Une forte odeur d'ozone flottait dans l'air ionisé. Des crépitements discrets se faisaient entendre sous les roulements du tonnerre. La foudre venait de s'abattre, un homme était tombé.


Une forte odeur d'ozone flottait dans l'air ionisé. Des crépitements discrets se faisaient entendre sous les roulements du tonnerre. La foudre venait de s'abattre, un homme était tombé. Étendu sur le trottoir poussiéreux, le souffle court et les membres paralysés par les contractions musculaires, il venait d'être frappé par l'éclair. En pleine rue, entouré d'immeubles gigantesques, et c'est lui, petit être anonyme, noyé au milieu de la foule aveugle, que le tonnerre avait choisi. Sans raison. Sans distinction. Où du moins le pensait-il alors. Balayé par l'un des phénomènes les plus aléatoires qui soient. Vingt cinq ans, tout juste diplômé, et emporté par une simple décharge électrique. Peut on faire plus malchanceux ? Il en bouillait de rage, effondré qu'il était sur le sol, incapable de commander à son corps tandis que les badauds morbides s'émerveillaient et les âmes charitables accouraient pour lui venir en aide.
Mort, il le serait bientôt. Il se sentait déjà l'esprit plus clair, plus perçant qu'auparavant. Plus aucune sensation ne lui parvenait, et c'est avec une horreur résignée qu'il voyait ses membres tressauter comme s'ils n'allaient jamais trouver le repos.

Mais contre toute attente, la mort ne sembla pas vouloir de lui, n'en déplaise au ciel. Il survécut malgré tout. Il s'en sorti indemne, sans la moindre séquelle. Bientôt, ses membres cessèrent de trembler, et il retrouva son équilibre, sa voix, sa mobilité. La douleur disparut, comme elle était venue. Ne restait que cette incroyable limpidité, cette vision pénétrante qui ne devait plus jamais l'abandonner.
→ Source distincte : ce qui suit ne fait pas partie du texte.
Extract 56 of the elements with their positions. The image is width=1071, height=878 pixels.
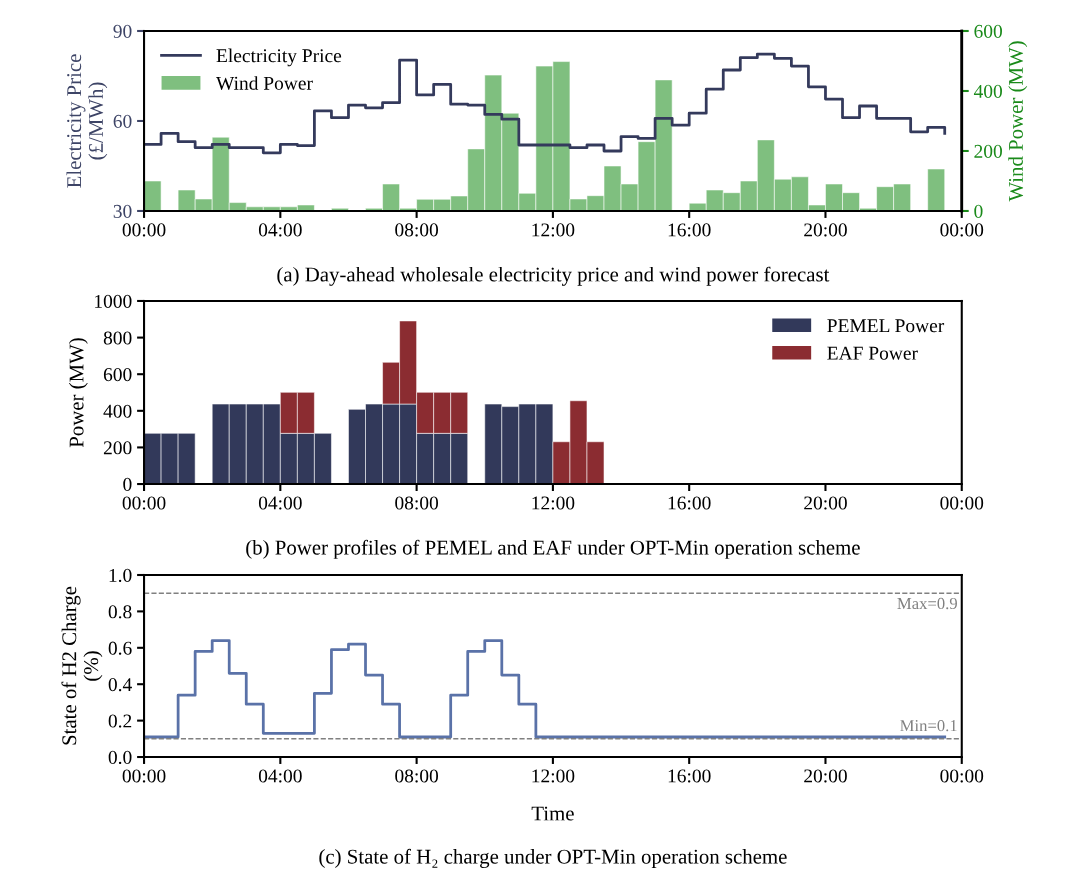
y-tick-label: 600 [103,368,132,382]
x-tick-label: 00:00 [940,223,984,237]
x-tick-label: 20:00 [804,769,847,783]
legend-label: Wind Power [216,76,313,90]
y2-tick-label: 400 [973,84,1002,98]
text: (c) State of H₂ charge under OPT-Min operation scheme [319,848,787,868]
ref-line-label: Min=0.1 [900,720,957,732]
x-tick-label: 00:00 [940,769,984,783]
x-tick-label: 08:00 [395,223,439,237]
x-tick-label: 16:00 [668,769,711,783]
y-tick-label: 60 [113,114,132,128]
y-tick-label: 0.2 [108,714,132,728]
x-tick-label: 20:00 [804,223,847,237]
x-tick-label: 12:00 [532,769,575,783]
bar [144,180,162,211]
y-tick-label: 800 [103,331,132,345]
legend-label: EAF Power [827,346,918,360]
y-tick-label: 200 [103,441,132,455]
y-axis-title: Electricity Price (£/MWh) [66,54,108,188]
x-tick-label: 00:00 [122,769,166,783]
y-tick-label: 0.8 [108,605,132,619]
y2-tick-label: 0 [974,204,983,218]
y-tick-label: 400 [103,404,132,418]
x-tick-label: 12:00 [532,223,575,237]
x-tick-label: 08:00 [395,496,439,510]
x-tick-label: 00:00 [940,496,984,510]
legend-label: Electricity Price [216,48,342,67]
text: (a) Day-ahead wholesale electricity price and wind power forecast [277,266,830,286]
x-tick-label: 12:00 [532,496,575,510]
y-tick-label: 0.0 [108,750,132,765]
y-tick-label: 0.6 [108,641,132,655]
y-tick-label: 1000 [95,294,132,308]
y-tick-label: 90 [113,24,132,38]
text: (b) Power profiles of PEMEL and EAF under OPT-Min operation scheme [246,539,860,559]
x-tick-label: 04:00 [258,223,302,237]
x-tick-label: 00:00 [122,496,166,510]
x-tick-label: 00:00 [122,223,166,237]
x-tick-label: 08:00 [395,769,439,783]
y-tick-label: 1.0 [109,568,132,583]
bar [927,168,945,211]
y-tick-label: 0.4 [108,678,132,692]
y2-tick-label: 200 [974,144,1002,158]
x-axis-title: Time [531,806,574,821]
y-tick-label: 30 [113,204,132,218]
legend-label: PEMEL Power [827,319,945,333]
x-tick-label: 16:00 [668,496,711,510]
y2-tick-label: 600 [974,24,1002,38]
y-axis-title: Power (MW) [68,338,88,448]
x-tick-label: 20:00 [804,496,847,510]
ref-line-label: Max=0.9 [897,597,957,610]
x-tick-label: 04:00 [258,496,302,510]
y-tick-label: 0 [123,477,132,491]
x-tick-label: 16:00 [668,223,711,237]
y-axis-title: State of H2 Charge (%) [61,586,103,745]
x-tick-label: 04:00 [258,769,302,783]
y2-axis-title: Wind Power (MW) [1008,41,1028,202]
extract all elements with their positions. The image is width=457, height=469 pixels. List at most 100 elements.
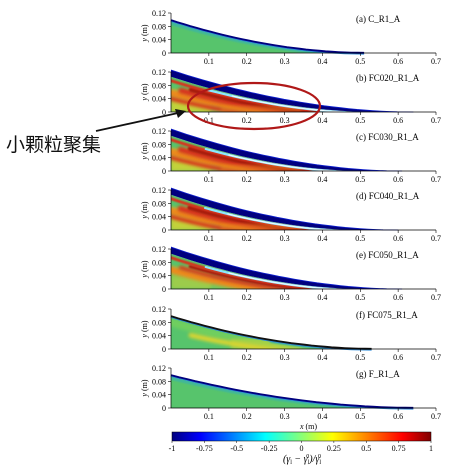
y-tick-label: 0.04: [152, 272, 166, 281]
colorbar-tick-label: -0.75: [196, 444, 213, 453]
x-tick-label: 0.1: [204, 116, 214, 125]
colorbar: -1 -0.75 -0.5 -0.25 0 0.25 0.5 0.75 1 (γl − γl0)/…: [169, 431, 433, 466]
panel-a: 0 0.04 0.08 0.12 0.1 0.2 0.3 0.4 0.5 0.6 0.7 y (m) (…: [140, 9, 441, 66]
panel-label: (b) FC020_R1_A: [356, 73, 420, 83]
x-tick-label: 0.5: [355, 175, 365, 184]
x-tick-label: 0.2: [242, 116, 252, 125]
y-tick-label: 0.12: [152, 305, 166, 314]
x-tick-label: 0.2: [242, 293, 252, 302]
y-tick-label: 0: [162, 404, 166, 413]
x-tick-label: 0.3: [280, 353, 290, 362]
x-tick-label: 0.6: [393, 353, 403, 362]
x-tick-label: 0.4: [317, 293, 327, 302]
y-tick-label: 0.12: [152, 364, 166, 373]
x-tick-label: 0.2: [242, 234, 252, 243]
x-tick-label: 0.7: [431, 57, 441, 66]
x-tick-label: 0.5: [355, 353, 365, 362]
highlight-ellipse: [186, 81, 322, 131]
y-axis-label: y (m): [140, 379, 149, 397]
panel-label: (g) F_R1_A: [356, 369, 400, 379]
x-tick-label: 0.2: [242, 353, 252, 362]
x-tick-label: 0.2: [242, 175, 252, 184]
panel-d: 0 0.04 0.08 0.12 0.1 0.2 0.3 0.4 0.5 0.6 0.7 y (m) (…: [140, 186, 441, 243]
x-tick-label: 0.3: [280, 293, 290, 302]
y-tick-label: 0: [162, 285, 166, 294]
panel-label: (c) FC030_R1_A: [356, 132, 419, 142]
y-tick-label: 0.04: [152, 332, 166, 341]
x-tick-label: 0.1: [204, 175, 214, 184]
y-tick-label: 0.08: [152, 377, 166, 386]
dilute-layer: [171, 188, 399, 230]
x-tick-label: 0.5: [355, 57, 365, 66]
y-tick-label: 0.08: [152, 140, 166, 149]
x-tick-label: 0.4: [317, 175, 327, 184]
colorbar-tick-label: 0.25: [327, 444, 341, 453]
colorbar-tick-label: 1: [429, 444, 433, 453]
y-tick-label: 0.04: [152, 154, 166, 163]
x-tick-label: 0.4: [317, 234, 327, 243]
y-tick-label: 0.08: [152, 199, 166, 208]
x-tick-label: 0.7: [431, 412, 441, 421]
x-tick-label: 0.5: [355, 412, 365, 421]
colorbar-tick-label: -0.5: [230, 444, 243, 453]
x-tick-label: 0.6: [393, 293, 403, 302]
y-tick-label: 0: [162, 108, 166, 117]
annotation-label: 小颗粒聚集: [6, 134, 101, 156]
y-tick-label: 0.04: [152, 391, 166, 400]
x-tick-label: 0.6: [393, 116, 403, 125]
x-tick-label: 0.3: [280, 116, 290, 125]
x-tick-label: 0.7: [431, 116, 441, 125]
x-tick-label: 0.4: [317, 116, 327, 125]
x-tick-label: 0.1: [204, 234, 214, 243]
x-tick-label: 0.6: [393, 412, 403, 421]
x-tick-label: 0.1: [204, 57, 214, 66]
y-tick-label: 0.08: [152, 81, 166, 90]
panel-g: 0 0.04 0.08 0.12 0.1 0.2 0.3 0.4 0.5 0.6 0.7 y (m) (…: [140, 364, 441, 421]
dilute-layer: [171, 70, 414, 112]
panel-f: 0 0.04 0.08 0.12 0.1 0.2 0.3 0.4 0.5 0.6 0.7 y (m) (…: [140, 305, 441, 362]
colorbar-tick-label: -1: [169, 444, 176, 453]
y-tick-label: 0.04: [152, 213, 166, 222]
y-tick-label: 0.08: [152, 318, 166, 327]
x-tick-label: 0.3: [280, 234, 290, 243]
y-tick-label: 0.12: [152, 9, 166, 18]
colorbar-tick-label: -0.25: [261, 444, 278, 453]
panel-label: (a) C_R1_A: [356, 14, 401, 24]
annotation-arrowhead: [175, 109, 186, 118]
y-tick-label: 0.12: [152, 68, 166, 77]
y-tick-label: 0: [162, 167, 166, 176]
dilute-layer: [171, 247, 403, 289]
dilute-layer: [171, 129, 403, 171]
colorbar-tick-label: 0.75: [392, 444, 406, 453]
x-tick-label: 0.4: [317, 353, 327, 362]
x-tick-label: 0.2: [242, 57, 252, 66]
y-tick-label: 0: [162, 49, 166, 58]
colorbar-tick-label: 0.5: [361, 444, 371, 453]
x-tick-label: 0.1: [204, 353, 214, 362]
y-tick-label: 0.08: [152, 22, 166, 31]
annotation-arrow-shaft: [95, 112, 179, 132]
panel-b: 0 0.04 0.08 0.12 0.1 0.2 0.3 0.4 0.5 0.6 0.7 y (m) (…: [140, 68, 441, 125]
x-tick-label: 0.7: [431, 175, 441, 184]
x-tick-label: 0.1: [204, 412, 214, 421]
colorbar-label: (γl − γl0)/γl0: [283, 454, 321, 466]
y-tick-label: 0.12: [152, 127, 166, 136]
y-axis-label: y (m): [140, 83, 149, 101]
panel-label: (e) FC050_R1_A: [356, 250, 419, 260]
x-tick-label: 0.6: [393, 175, 403, 184]
x-tick-label: 0.4: [317, 57, 327, 66]
y-axis-label: y (m): [140, 260, 149, 278]
x-tick-label: 0.6: [393, 57, 403, 66]
y-axis-label: y (m): [140, 320, 149, 338]
panel-c: 0 0.04 0.08 0.12 0.1 0.2 0.3 0.4 0.5 0.6 0.7 y (m) (…: [140, 127, 441, 184]
colorbar-tick-label: 0: [300, 444, 304, 453]
panel-label: (f) FC075_R1_A: [356, 310, 418, 320]
y-tick-label: 0.04: [152, 36, 166, 45]
y-axis-label: y (m): [140, 24, 149, 42]
x-tick-label: 0.7: [431, 353, 441, 362]
y-tick-label: 0: [162, 345, 166, 354]
x-tick-label: 0.2: [242, 412, 252, 421]
x-tick-label: 0.7: [431, 234, 441, 243]
x-tick-label: 0.7: [431, 293, 441, 302]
Le défi qu'il représenta dès lors pour Zeus ne lui apporta que souffrance et terreur. La foudre continua depuis ce jour à le poursuivre, où qu'il se rende. Et il survécut à chaque nouvelle tentative de l'orage. Il fut touché, encore et encore. La lumière, le silence, puis le tonnerre se ruait dans ses oreilles, comme si la douleur qui lui vrillait le corps ne lui ne suffisait pas. Mais chaque fois il se relevait, plus déterminé à vivre. Il finit par ne plus y prêter attention. A chaque orage, il courait se réfugier sous un porche ou dans un magasin, le premier sous lequel il pouvait se précipiter, qui essuyait alors le courroux du ciel pendant parfois plusieurs heures, éclair après éclair. Lorsqu'il n'avait pas le temps de se mettre à l'abris, il endurait alors la foudre dix ou quinze fois avant que le ciel ne cesse sa furie. Encore et encore, il se redressait, et reprenait son chemin, vaporisant dans un grésillement les gouttes d'eau qui ruisselaient sur sa peau.
Chaque nouvel assaut le rendait plus perplexe, plus suspicieux. La foudre n'obéissait désormais plus au hasard, violant l'ordre établi, dans le seul but d'abattre la proie qui osait lui tenir tête. Son corps aurait-il pu développer, à son insu, la capacité terrifiante d'attirer le châtiment divin ? Il en était même venu à croire que les orages ne se formaient que par le simple fait de sa présence. Il voyait les nuages se ruer au dessus de lui, le ciel s'obscurcir, sentait le vent se lever et faire claquer les vêtements. Et soudain, le déchaînement des éléments, dans leur implacable violence. Ses doutes à ce sujet, et sa détermination à vérifier cette folle supposition, grandissaient chaque jour au plus profond de son crâne.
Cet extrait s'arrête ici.